0: only show critical message
1: show additional warning message
2: show process information
3: show debug messages.
DEFAULT: 2
-v, --version show program's version number and exit
Here are some brief explanations of the output files generated by TEsmall
count_summary.txt - This is the file containing the combined count table
of all libraries processed by TEsmall. This is typically
the file you want to use for differential analysis.
report.html - HTML report of QC and annotation statistics
For the following files, they are generated for each library, using the -l, --label
parameter the user provided.
[label].trimmed1.fastq - FASTQ file after 3' adapter trimming
[label].cutadapt1.log - Cutadapt log from 3' adapter trimming
[label].trimmed2.fastq - FASTQ file after 3' & 5' adapter trimming
[label].cutadapt2.log - Cutadapt log from 5' adapter trimming
[label].bam - BAM output for reads that aligned to rRNA (in older versions)
[label].rRNA.bam - BAM output for reads that aligned to rRNA
[label].rRNA.log - Bowtie log for rRNA mapping
[label].rm_rRNA.fastq - FASTQ file depleted for rRNA reads
Used for subsequent analysis
[label].log - Bowtie log for genome alignment (in older versions)
[label].genome.log - Bowtie log for genome alignment
[label].unaligned.fastq - FASTQ containing reads that failed to align to genome
[label].exceeded.fastq - FASTQ containing reads that aligned too many times to genome
[label].rinfo - Length & alignment counts for each aligned read (in older versions)
[label].aligned.rinfo - Length & alignment counts for each aligned read
[label].multi.bam - BAM output for reads aligned to genome (in older versions)
[label].genome.bam - BAM output for reads aligned to genome
[label].cca.fa - FASTA file containing aligned reads terminating with CCA, with CCA tail cleaved
[label].tRNA.bam - BAM output for CCA-trimmed reads that aligned to tRNA
[label].3trf.log - Bowtie log for CCA-trimmed reads aligning to tRNA (in older versions)
[label].tRNA.log - Bowtie log for CCA-trimmed reads aligning to tRNA
[label].unaligned.cca.fa - FASTA file containing CCA-trimmed reads that failed to align
[label].trna_for_intersect.bam - BAM file of CCA-trimmed reads that aligned to tRNA, converted to genomic coordinates
[label].3trf_free.bam - BAM file of reads aligned to genome that are not tRF
[label].3trf.bam - BAM file of reads aligned to genome that are tRF
[label].anno - Annotation of aligned reads that are not tRF
[label].3trf.struc.mapper.anno - tRF that annotated to structural RNA (e.g. tRNA)
[label].3trf.TE.mapper.anno - tRF that annotated to TE
[label].comp - Length distribution of reads based on annotation (in older versions)
[label].anno.rlen.info - Length distribution of reads based on annotation
[label].bedgraph - BEDgraph of annotated reads weighted by EM
TEsmall is part of TEToolkit suite.
TEsmall is free software: you can redistribute it and/or modify it under the terms of the GNU General Public License as published by the Free Software Foundation, either version 3 of the License, or (at your option) any later version.
This program is distributed in the hope that it will be useful, but WITHOUT ANY WARRANTY; without even the implied warranty of MERCHANTABILITY or FITNESS FOR A PARTICULAR PURPOSE. See the GNU General Public License for more details.

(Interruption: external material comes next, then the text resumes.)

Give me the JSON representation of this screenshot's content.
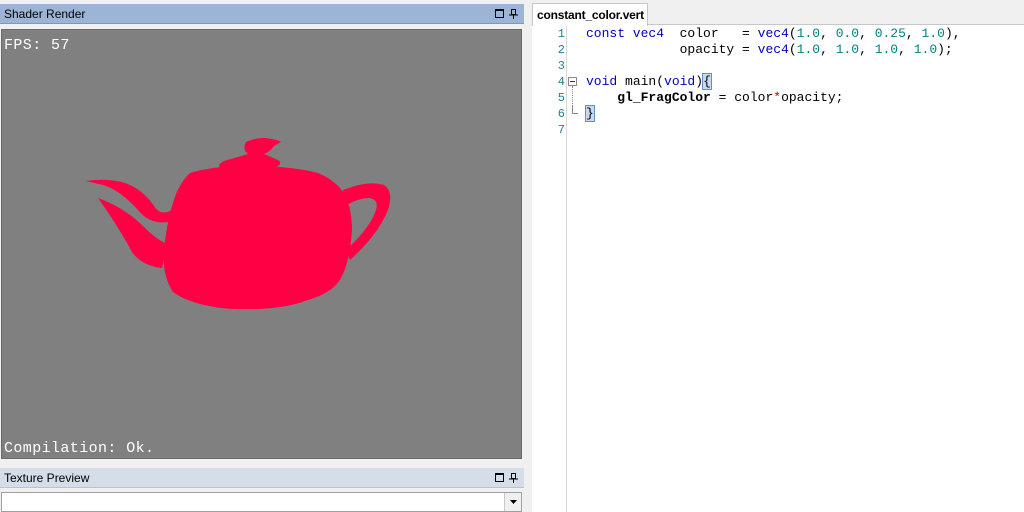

You should have received a copy of the GNU General Public License along with TEsmall. If not, see this website.
If using the software in a publication, please cite the following:
O'Neill K, Liao WW, Patel A, Hammell MG. (2018) TEsmall Identifies Small RNAs Associated With Targeted Inhibitor Resistance in Melanoma. Front Genet. Oct 5;9:461.